Taj Yasin Maimoen, Wakil Gubernur Jawa Tengah mengatakan dalam sambutannya bahwa transisi energi penting untuk menekan emisi CO2 yang menyebabkan bencana iklim. Untuk itu, menurutnya, perlu mendorong ekonomi hijau sebagai salah satu bagian utama dari transisi energi dengan mengembangkan industri di bidang energi baru terbarukan, pengelolaan sumber daya alam berkelanjutan, mengembangkan proses produksi ramah lingkungan. 

“Dalam pembangunan sektor energi, pemerintah Jawa Tengah telah menerbitkan Perda no. 12/2018 Tentang Rencana Umum Energi Daerah. Sebagai tindak lanjut dari peraturan tersebut, ditetapkan Peraturan Gubernur nomor 29 tahun 2021 yang memuat tentang petunjuk pelaksanaannya. Peraturan Gubernur tersebut menekankan pada peran serta masyarakat dalam implementasi energi baru terbarukan, contohnya peran serta masyarakat dalam pengembangan energi baru terbarukan di Jawa Tengah melalui program Desa Mandiri,” ungkap Taj Yasin. Ia menambahkan ketersediaan energi berskala masyarakat jika didukung akan mengungkit pertumbuhan ekonomi. 

Fabby Tumiwa, Direktur Eksekutif IESR, menambahkan kepemimpinan, inovasi daerah, dan kolaborasi menjadi kunci dalam mendorong pertumbuhan ekonomi hijau dan transisi energi.

“Masyarakat bisa terlibat dalam mendorong transisi energi mereka dengan upaya sendiri dan dukungan dari pemerintah. Ini yang disebut dengan transisi energi gotong royong. Transisi energi membutuhkan upaya dan investasi yang besar maka kontribusi dari masyarakat juga harus diwadahi.
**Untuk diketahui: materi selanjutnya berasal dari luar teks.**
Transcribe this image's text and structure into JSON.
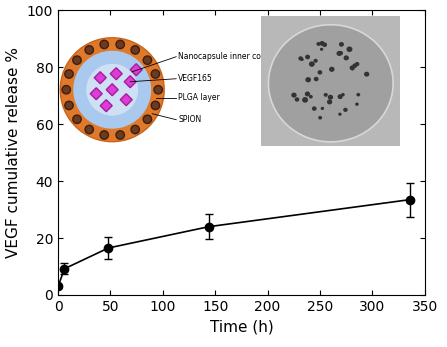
{
  "chart_data": {
    "type": "line",
    "x_label": "Time (h)",
    "y_label": "VEGF cumulative release %",
    "x": [
      0,
      6,
      48,
      144,
      336
    ],
    "series": [
      {
        "name": "VEGF",
        "color": "#000000",
        "marker": "o",
        "line_style": "solid",
        "values": [
          3,
          9.2,
          16.5,
          24,
          33.5
        ],
        "errors": [
          0.5,
          2,
          4,
          4.5,
          6
        ]
      }
    ],
    "xlim": [
      0,
      350
    ],
    "xticks": [
      0,
      50,
      100,
      150,
      200,
      250,
      300,
      350
    ],
    "ylim": [
      0,
      100
    ],
    "yticks": [
      0,
      20,
      40,
      60,
      80,
      100
    ],
    "grid": false,
    "annotations": [
      "Nanocapsule inner core",
      "VEGF165",
      "PLGA layer",
      "SPION"
    ]
  }
}
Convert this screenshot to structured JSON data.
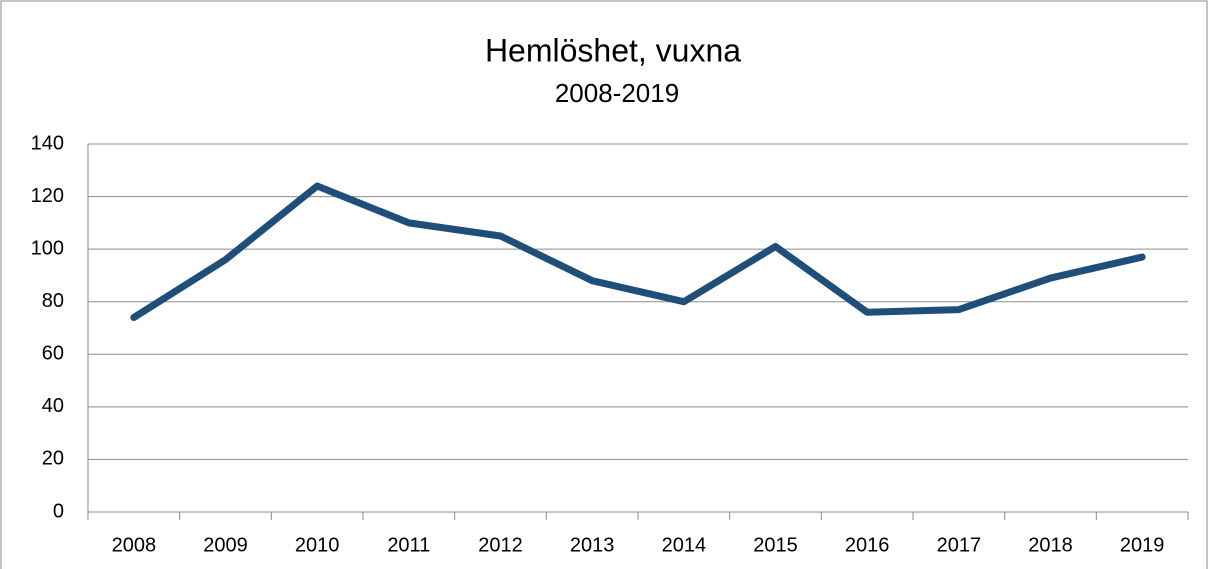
{
  "chart_data": {
    "type": "line",
    "title": "Hemlöshet, vuxna",
    "subtitle": "2008-2019",
    "categories": [
      "2008",
      "2009",
      "2010",
      "2011",
      "2012",
      "2013",
      "2014",
      "2015",
      "2016",
      "2017",
      "2018",
      "2019"
    ],
    "values": [
      74,
      96,
      124,
      110,
      105,
      88,
      80,
      101,
      76,
      77,
      89,
      97
    ],
    "color": "#1f4e79",
    "ylim": [
      0,
      140
    ],
    "yticks": [
      0,
      20,
      40,
      60,
      80,
      100,
      120,
      140
    ],
    "grid": true
  }
}
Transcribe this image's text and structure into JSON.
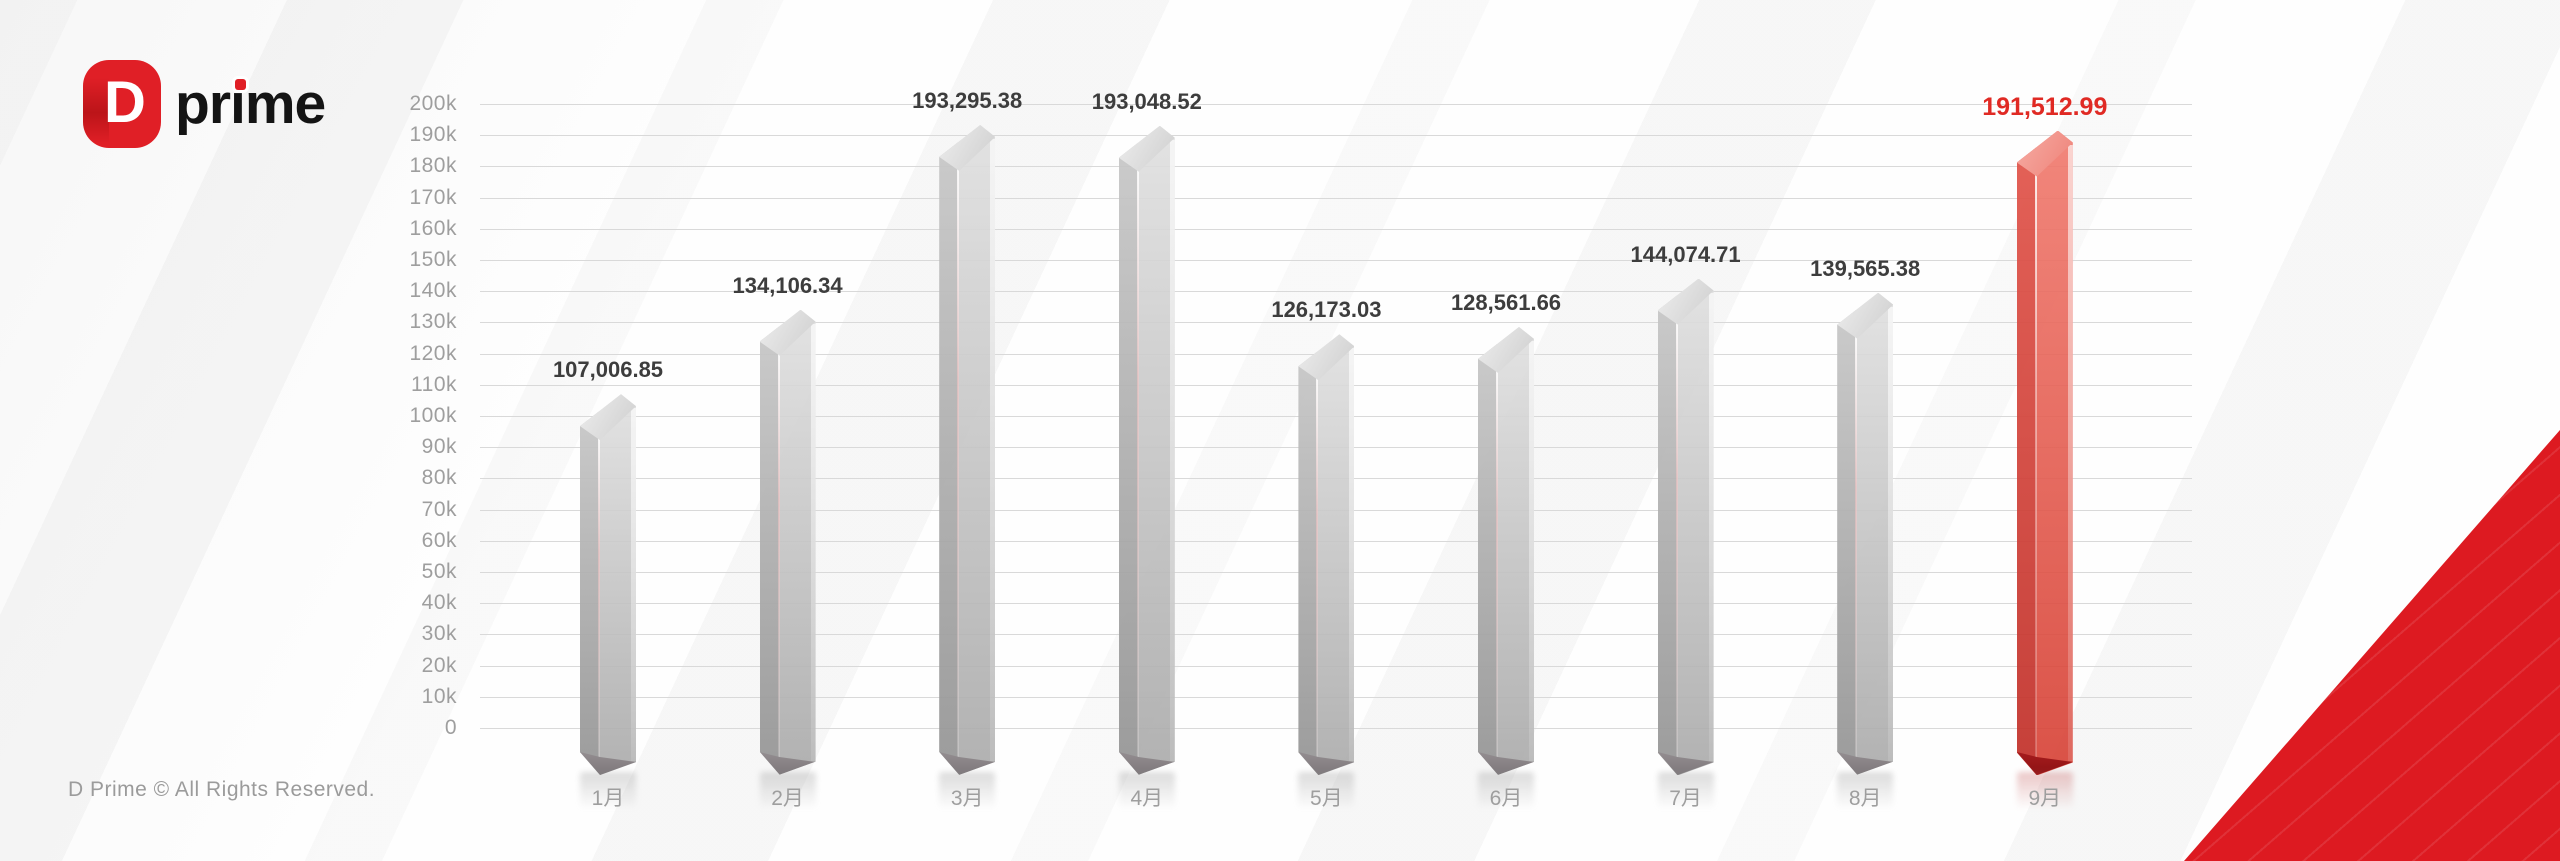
{
  "logo": {
    "mark_letter": "D",
    "name": "prime"
  },
  "footer": {
    "copyright": "D Prime © All Rights Reserved."
  },
  "chart_data": {
    "type": "bar",
    "title": "",
    "categories": [
      "1月",
      "2月",
      "3月",
      "4月",
      "5月",
      "6月",
      "7月",
      "8月",
      "9月"
    ],
    "values": [
      107006.85,
      134106.34,
      193295.38,
      193048.52,
      126173.03,
      128561.66,
      144074.71,
      139565.38,
      191512.99
    ],
    "value_labels": [
      "107,006.85",
      "134,106.34",
      "193,295.38",
      "193,048.52",
      "126,173.03",
      "128,561.66",
      "144,074.71",
      "139,565.38",
      "191,512.99"
    ],
    "highlight_index": 8,
    "y_ticks": [
      "200k",
      "190k",
      "180k",
      "170k",
      "160k",
      "150k",
      "140k",
      "130k",
      "120k",
      "110k",
      "100k",
      "90k",
      "80k",
      "70k",
      "60k",
      "50k",
      "40k",
      "30k",
      "20k",
      "10k",
      "0"
    ],
    "ylim": [
      0,
      200000
    ],
    "grid": true,
    "legend": null,
    "colors": {
      "gridline": "#d9d9d9",
      "axis_text": "#9e9e9e",
      "value_label": "#3d3d3d",
      "highlight_value_label": "#e02a24",
      "corner_triangle": "#dd1a21",
      "logo_red": "#e01f26",
      "logo_text": "#141414",
      "copyright_text": "#9b9b9b",
      "bar_gray": {
        "face_left_top": "#c9c9c9",
        "face_left_bottom": "#949494",
        "face_right_top": "#e0e0e0",
        "face_right_bottom": "#a9a9a9",
        "cap_top_a": "#eeeeee",
        "cap_top_b": "#cdcdcd",
        "cap_bottom_a": "#9b9598",
        "cap_bottom_b": "#7d777a",
        "seam": "rgba(246,196,196,0.55)"
      },
      "bar_red": {
        "face_left_top": "#e2564c",
        "face_left_bottom": "#c1312a",
        "face_right_top": "#f17a6e",
        "face_right_bottom": "#d63f33",
        "cap_top_a": "#f6aca4",
        "cap_top_b": "#ee8177",
        "cap_bottom_a": "#ae1f20",
        "cap_bottom_b": "#8c1214",
        "seam": "rgba(255,255,255,0.45)"
      }
    }
  }
}
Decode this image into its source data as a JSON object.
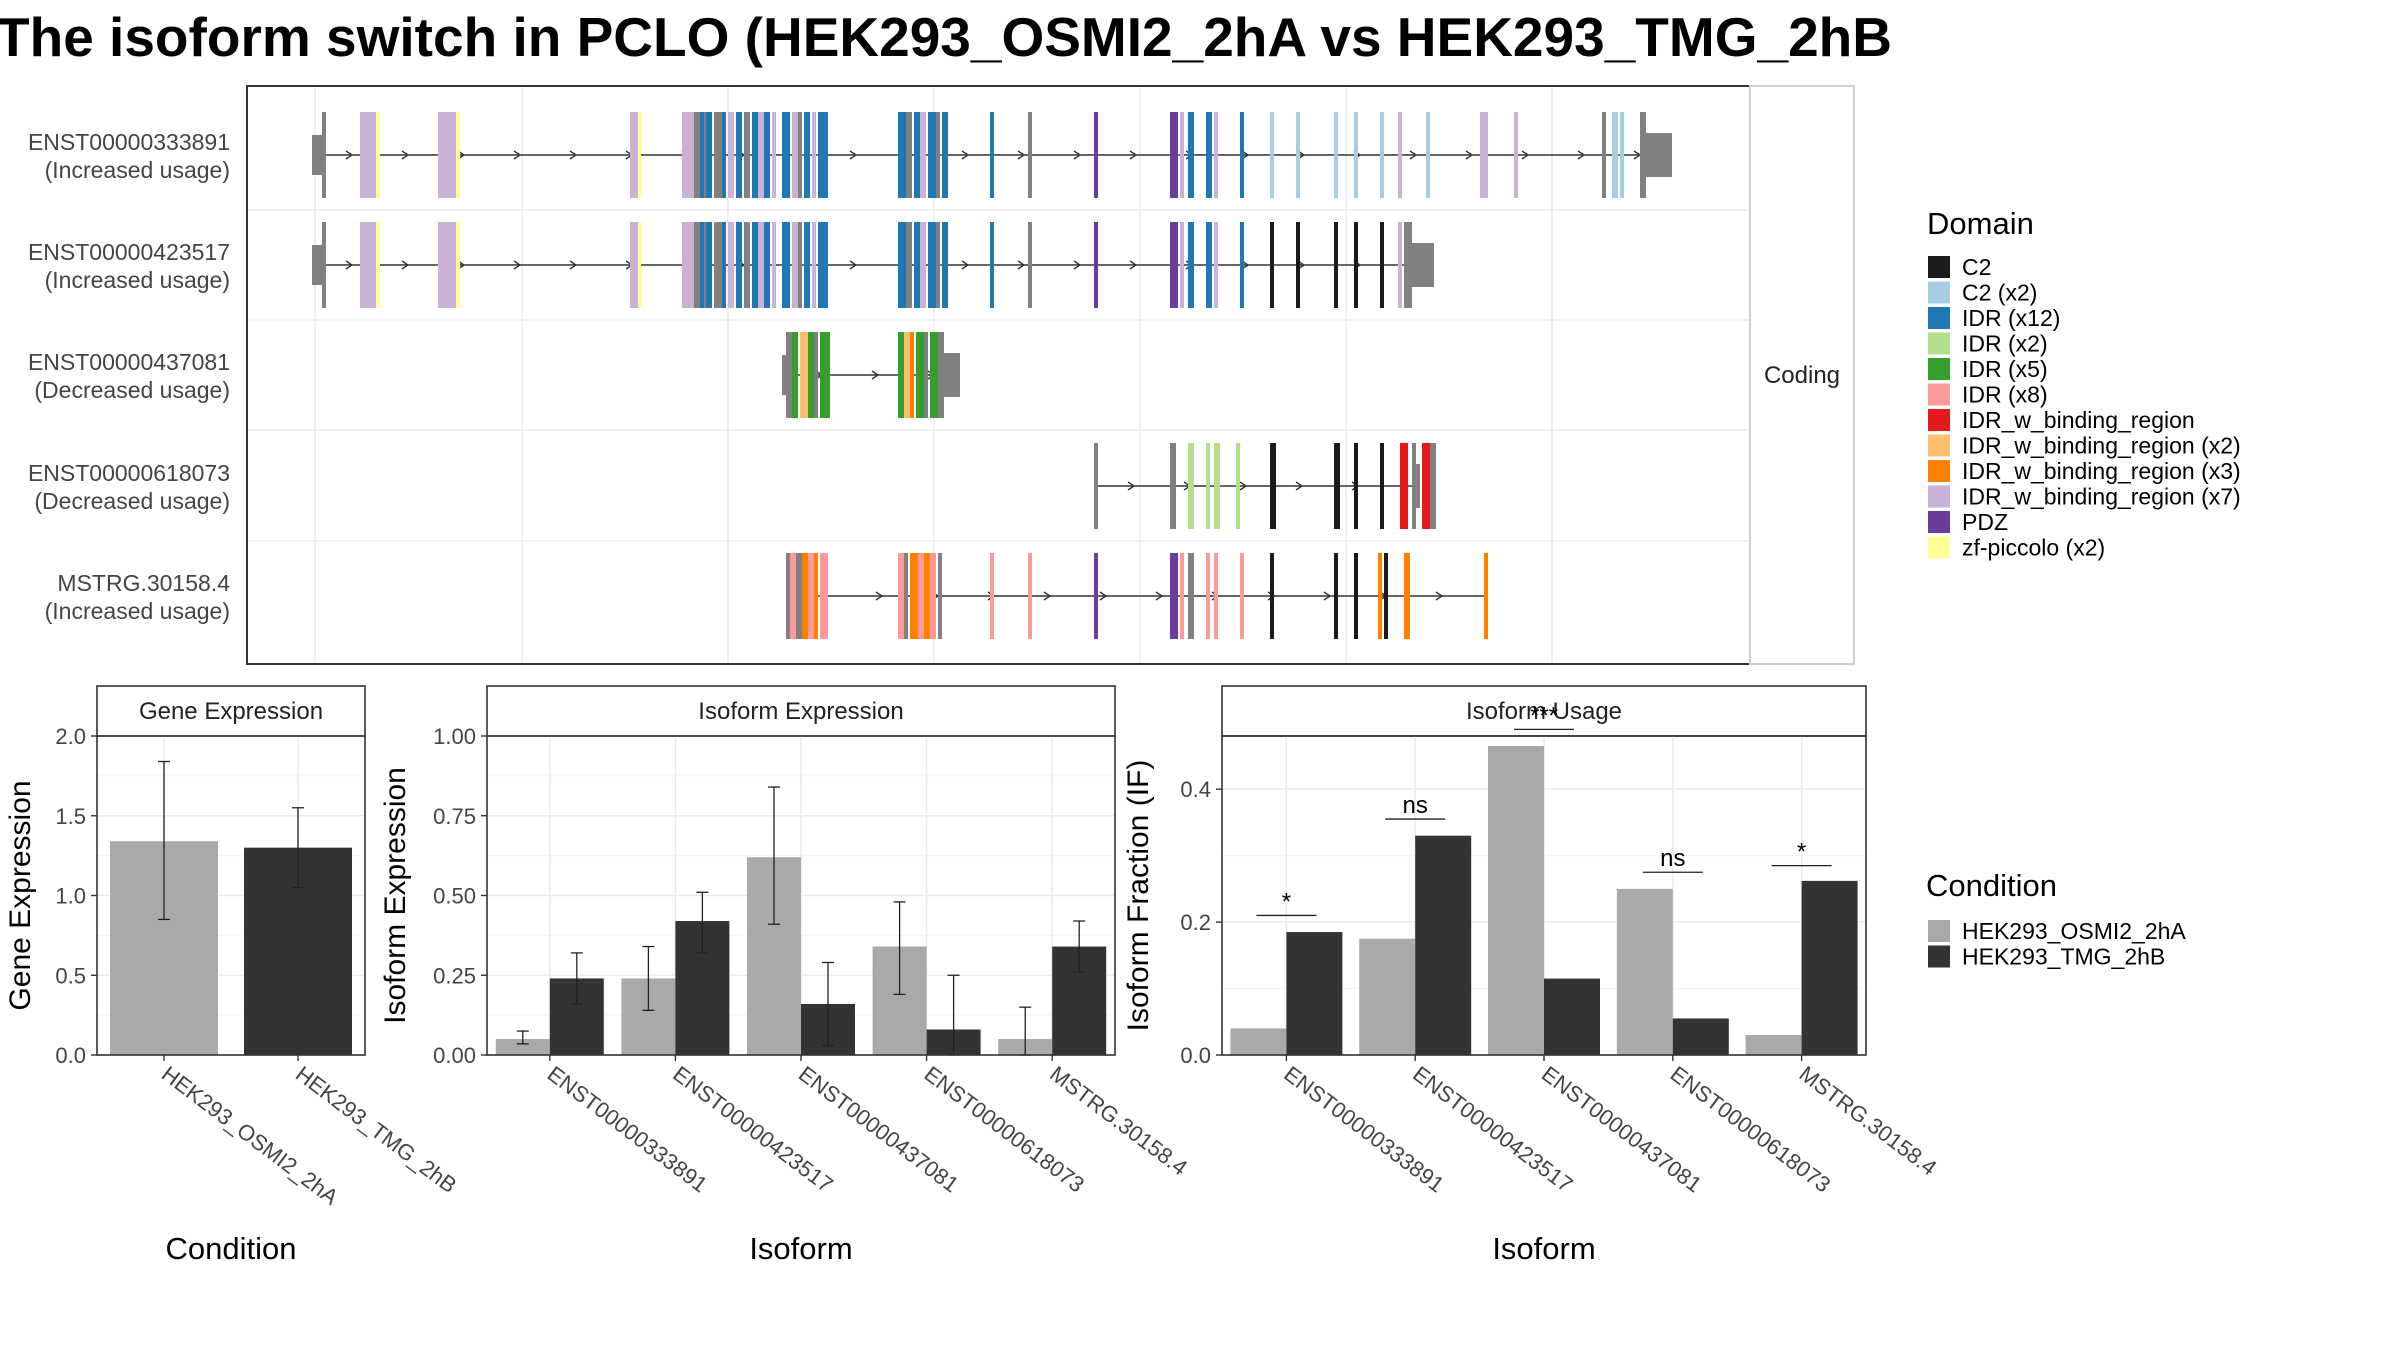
{
  "title": "The isoform switch in PCLO (HEK293_OSMI2_2hA vs HEK293_TMG_2hB",
  "structure": {
    "strip_label": "Coding",
    "isoforms": [
      {
        "name": "ENST00000333891",
        "usage": "(Increased usage)"
      },
      {
        "name": "ENST00000423517",
        "usage": "(Increased usage)"
      },
      {
        "name": "ENST00000437081",
        "usage": "(Decreased usage)"
      },
      {
        "name": "ENST00000618073",
        "usage": "(Decreased usage)"
      },
      {
        "name": "MSTRG.30158.4",
        "usage": "(Increased usage)"
      }
    ]
  },
  "legend_domain": {
    "title": "Domain",
    "items": [
      {
        "label": "C2",
        "color": "#1a1a1a"
      },
      {
        "label": "C2 (x2)",
        "color": "#a6cee3"
      },
      {
        "label": "IDR (x12)",
        "color": "#1f78b4"
      },
      {
        "label": "IDR (x2)",
        "color": "#b2df8a"
      },
      {
        "label": "IDR (x5)",
        "color": "#33a02c"
      },
      {
        "label": "IDR (x8)",
        "color": "#fb9a99"
      },
      {
        "label": "IDR_w_binding_region",
        "color": "#e31a1c"
      },
      {
        "label": "IDR_w_binding_region (x2)",
        "color": "#fdbf6f"
      },
      {
        "label": "IDR_w_binding_region (x3)",
        "color": "#ff7f00"
      },
      {
        "label": "IDR_w_binding_region (x7)",
        "color": "#cab2d6"
      },
      {
        "label": "PDZ",
        "color": "#6a3d9a"
      },
      {
        "label": "zf-piccolo (x2)",
        "color": "#ffff99"
      }
    ]
  },
  "legend_condition": {
    "title": "Condition",
    "items": [
      {
        "label": "HEK293_OSMI2_2hA",
        "color": "#a9a9a9"
      },
      {
        "label": "HEK293_TMG_2hB",
        "color": "#333333"
      }
    ]
  },
  "chart_data": [
    {
      "type": "bar",
      "title": "Gene Expression",
      "xlabel": "Condition",
      "ylabel": "Gene Expression",
      "ylim": [
        0,
        2.0
      ],
      "yticks": [
        0.0,
        0.5,
        1.0,
        1.5,
        2.0
      ],
      "ytick_labels": [
        "0.0",
        "0.5",
        "1.0",
        "1.5",
        "2.0"
      ],
      "categories": [
        "HEK293_OSMI2_2hA",
        "HEK293_TMG_2hB"
      ],
      "values": [
        1.34,
        1.3
      ],
      "error_low": [
        0.85,
        1.05
      ],
      "error_high": [
        1.84,
        1.55
      ]
    },
    {
      "type": "bar",
      "title": "Isoform Expression",
      "xlabel": "Isoform",
      "ylabel": "Isoform Expression",
      "ylim": [
        0,
        1.0
      ],
      "yticks": [
        0.0,
        0.25,
        0.5,
        0.75,
        1.0
      ],
      "ytick_labels": [
        "0.00",
        "0.25",
        "0.50",
        "0.75",
        "1.00"
      ],
      "categories": [
        "ENST00000333891",
        "ENST00000423517",
        "ENST00000437081",
        "ENST00000618073",
        "MSTRG.30158.4"
      ],
      "series": [
        {
          "name": "HEK293_OSMI2_2hA",
          "values": [
            0.05,
            0.24,
            0.62,
            0.34,
            0.05
          ],
          "error_low": [
            0.035,
            0.14,
            0.41,
            0.19,
            0.0
          ],
          "error_high": [
            0.075,
            0.34,
            0.84,
            0.48,
            0.15
          ]
        },
        {
          "name": "HEK293_TMG_2hB",
          "values": [
            0.24,
            0.42,
            0.16,
            0.08,
            0.34
          ],
          "error_low": [
            0.16,
            0.32,
            0.03,
            0.0,
            0.26
          ],
          "error_high": [
            0.32,
            0.51,
            0.29,
            0.25,
            0.42
          ]
        }
      ]
    },
    {
      "type": "bar",
      "title": "Isoform Usage",
      "xlabel": "Isoform",
      "ylabel": "Isoform Fraction (IF)",
      "ylim": [
        0,
        0.48
      ],
      "yticks": [
        0.0,
        0.2,
        0.4
      ],
      "ytick_labels": [
        "0.0",
        "0.2",
        "0.4"
      ],
      "categories": [
        "ENST00000333891",
        "ENST00000423517",
        "ENST00000437081",
        "ENST00000618073",
        "MSTRG.30158.4"
      ],
      "series": [
        {
          "name": "HEK293_OSMI2_2hA",
          "values": [
            0.04,
            0.175,
            0.465,
            0.25,
            0.03
          ]
        },
        {
          "name": "HEK293_TMG_2hB",
          "values": [
            0.185,
            0.33,
            0.115,
            0.055,
            0.262
          ]
        }
      ],
      "significance": [
        "*",
        "ns",
        "***",
        "ns",
        "*"
      ],
      "significance_level": [
        0.21,
        0.355,
        0.49,
        0.275,
        0.285
      ]
    }
  ]
}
Praktik yang selama ini dilakukan di Jawa Tengah dapat menjadi referensi di banyak daerah dalam pengembangan energi terbarukan dan  mendorong pembangunan rendah karbon,” kata Fabby.

Lebih jauh, Kepala Dinas ESDM Provinsi Jawa Tengah, Sujarwanto Dwiatmoko, menjelaskan Rencana Umum Energi Daerah (RUED) selanjutnya diintegrasikan pada Rencana Aksi Pembangunan Rendah Karbon (RAPRK) serta Rencana Pembangunan Jangka Menengah Daerah (RPJMD). Dengan demikian, RPJMD Jawa Tengah sudah memuat komitmen untuk membangun energi yang ramah lingkungan untuk mencapai tujuan kedaulatan pangan dan energi. ESDM Jawa Tengah membangun kerjasama dengan berbagai pihak untuk mencapai tujuan tersebut, salah satunya dengan IESR.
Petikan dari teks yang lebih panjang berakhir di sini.